先ほど最大オフセットはフェッチ時に取得、records-lagの取得はpoll時に行うと太字にしたのは意味がある。この仕組みにより、コンシューマで遅延が拡大していても、records-lagが拡大しないケースがある。

  1. 10000メッセージフェッチして、今のところ1000メッセージがpoll済み。この時点でのrecords-lagは9000。
  2. 新たなメッセージをフェッチする前に、ブローカー側に10000メッセージが追加。しかし、この時点で計算されるrecords-lagは9000。
    • 何故ならば、新たなフェッチが発生しておらず、records-lagの計算に使われるパーティションの最大オフセット値が10000のままであるため。
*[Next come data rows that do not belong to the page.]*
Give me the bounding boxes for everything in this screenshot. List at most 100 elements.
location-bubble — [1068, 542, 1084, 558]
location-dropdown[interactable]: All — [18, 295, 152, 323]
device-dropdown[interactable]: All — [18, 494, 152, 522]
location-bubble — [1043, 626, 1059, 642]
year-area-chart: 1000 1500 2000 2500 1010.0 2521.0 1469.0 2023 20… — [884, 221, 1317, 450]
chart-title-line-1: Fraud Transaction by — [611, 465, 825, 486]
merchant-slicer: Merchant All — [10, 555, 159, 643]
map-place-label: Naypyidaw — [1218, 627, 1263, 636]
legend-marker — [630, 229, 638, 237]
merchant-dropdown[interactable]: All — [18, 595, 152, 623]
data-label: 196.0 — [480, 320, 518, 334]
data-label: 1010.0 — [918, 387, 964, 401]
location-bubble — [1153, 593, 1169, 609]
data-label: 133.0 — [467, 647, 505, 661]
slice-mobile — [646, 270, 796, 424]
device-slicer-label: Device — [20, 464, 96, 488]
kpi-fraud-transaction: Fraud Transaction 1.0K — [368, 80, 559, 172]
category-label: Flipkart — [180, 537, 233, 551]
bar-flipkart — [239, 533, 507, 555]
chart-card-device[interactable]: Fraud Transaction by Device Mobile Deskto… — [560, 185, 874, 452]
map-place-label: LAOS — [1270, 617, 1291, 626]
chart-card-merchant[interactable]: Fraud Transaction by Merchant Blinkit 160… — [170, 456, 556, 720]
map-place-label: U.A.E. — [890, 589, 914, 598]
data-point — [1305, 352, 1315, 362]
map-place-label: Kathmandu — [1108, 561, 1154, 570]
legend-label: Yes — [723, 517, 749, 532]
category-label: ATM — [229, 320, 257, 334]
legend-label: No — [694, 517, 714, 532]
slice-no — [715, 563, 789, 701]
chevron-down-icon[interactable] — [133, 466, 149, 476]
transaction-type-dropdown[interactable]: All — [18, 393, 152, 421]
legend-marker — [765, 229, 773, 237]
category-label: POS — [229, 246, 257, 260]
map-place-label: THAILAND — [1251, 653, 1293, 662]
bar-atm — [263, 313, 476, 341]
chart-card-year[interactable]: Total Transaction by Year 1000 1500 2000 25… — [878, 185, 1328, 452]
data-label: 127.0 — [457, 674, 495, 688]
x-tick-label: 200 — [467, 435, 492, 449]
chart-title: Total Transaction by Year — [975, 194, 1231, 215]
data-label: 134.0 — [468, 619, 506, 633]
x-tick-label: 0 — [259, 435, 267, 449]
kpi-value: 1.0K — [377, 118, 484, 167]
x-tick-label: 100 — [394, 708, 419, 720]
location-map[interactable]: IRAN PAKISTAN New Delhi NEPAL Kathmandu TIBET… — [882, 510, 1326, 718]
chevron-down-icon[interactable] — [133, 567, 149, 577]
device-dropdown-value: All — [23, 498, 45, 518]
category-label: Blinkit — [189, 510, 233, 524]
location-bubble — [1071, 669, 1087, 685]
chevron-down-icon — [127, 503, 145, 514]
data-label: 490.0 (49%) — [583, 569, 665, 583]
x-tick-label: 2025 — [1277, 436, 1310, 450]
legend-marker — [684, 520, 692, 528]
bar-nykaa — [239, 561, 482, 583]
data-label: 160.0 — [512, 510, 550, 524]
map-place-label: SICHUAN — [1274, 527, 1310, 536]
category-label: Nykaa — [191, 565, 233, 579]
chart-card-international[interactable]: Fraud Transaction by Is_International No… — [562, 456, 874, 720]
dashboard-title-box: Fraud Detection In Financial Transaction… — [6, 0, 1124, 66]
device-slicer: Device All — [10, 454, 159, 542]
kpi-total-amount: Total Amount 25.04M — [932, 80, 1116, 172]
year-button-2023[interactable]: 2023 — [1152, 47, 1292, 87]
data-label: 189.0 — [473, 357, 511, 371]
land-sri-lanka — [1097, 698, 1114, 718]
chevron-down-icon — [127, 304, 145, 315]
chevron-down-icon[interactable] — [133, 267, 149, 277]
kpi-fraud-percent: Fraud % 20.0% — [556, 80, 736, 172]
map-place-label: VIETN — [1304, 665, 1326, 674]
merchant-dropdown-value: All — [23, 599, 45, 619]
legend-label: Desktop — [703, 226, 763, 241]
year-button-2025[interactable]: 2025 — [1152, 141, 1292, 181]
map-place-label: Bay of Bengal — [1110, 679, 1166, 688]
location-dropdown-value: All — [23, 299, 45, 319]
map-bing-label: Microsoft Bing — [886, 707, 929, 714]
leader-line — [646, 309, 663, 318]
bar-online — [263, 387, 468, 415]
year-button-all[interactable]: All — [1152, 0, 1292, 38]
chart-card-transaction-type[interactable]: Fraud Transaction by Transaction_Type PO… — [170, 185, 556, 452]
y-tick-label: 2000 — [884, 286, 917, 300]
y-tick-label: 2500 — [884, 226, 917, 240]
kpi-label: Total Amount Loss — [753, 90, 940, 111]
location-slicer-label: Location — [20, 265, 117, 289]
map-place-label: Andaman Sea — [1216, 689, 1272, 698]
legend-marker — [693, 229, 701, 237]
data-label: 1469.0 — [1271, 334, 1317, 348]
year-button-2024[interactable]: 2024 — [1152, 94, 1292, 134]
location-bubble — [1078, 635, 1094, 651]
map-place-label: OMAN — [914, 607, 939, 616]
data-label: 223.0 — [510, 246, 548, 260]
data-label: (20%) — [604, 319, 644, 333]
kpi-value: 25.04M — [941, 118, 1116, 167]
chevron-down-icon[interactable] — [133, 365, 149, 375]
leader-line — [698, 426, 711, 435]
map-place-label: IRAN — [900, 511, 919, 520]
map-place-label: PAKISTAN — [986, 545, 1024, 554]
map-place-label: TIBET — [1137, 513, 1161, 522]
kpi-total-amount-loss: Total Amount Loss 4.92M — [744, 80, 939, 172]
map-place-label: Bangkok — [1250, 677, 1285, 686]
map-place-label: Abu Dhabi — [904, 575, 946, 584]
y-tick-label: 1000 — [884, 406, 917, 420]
フェッチ済みのメッセージの処理が終わるまでは、records-lagの値は減り続ける。
    • 次のフェッチのタイミングでrecords-lagが一気に拡大する。

records-lagはフェッチ時に取得したパーティションの最大オフセット値をベースとしているため、フェッチ後に大量にメッセージの追加が行われても、次のフェッチまでrecords-lagの値には反映されない仕組みになっている。

Burrowの場合

若干脱線するが、LinkedInが作っているコンシューマのラグ監視計測ツールBurrowでは、再現はできていないが、仕組み上このような問題は発生しないと思われる。Burrowではコンシューマのコミット済オフセットが入った__consumer_offsetトピックの値と、データが入ったトピックの最大オフセット値の両方を取得し、その値の差分でラグを計算しており、コンシューマのJMX MBeanの値を使っていない。

まとめ

  • Kafkaコンシューマの監視にはJMX Meanのrecords-lagが有効
  • Kakfa0.10.2.0からはパーティションごとにrecords-lagの監視が可能
  • メッセージのフェッチ直後に、大量のメッセージ追加があると、records-lagの値には反映されないので注意。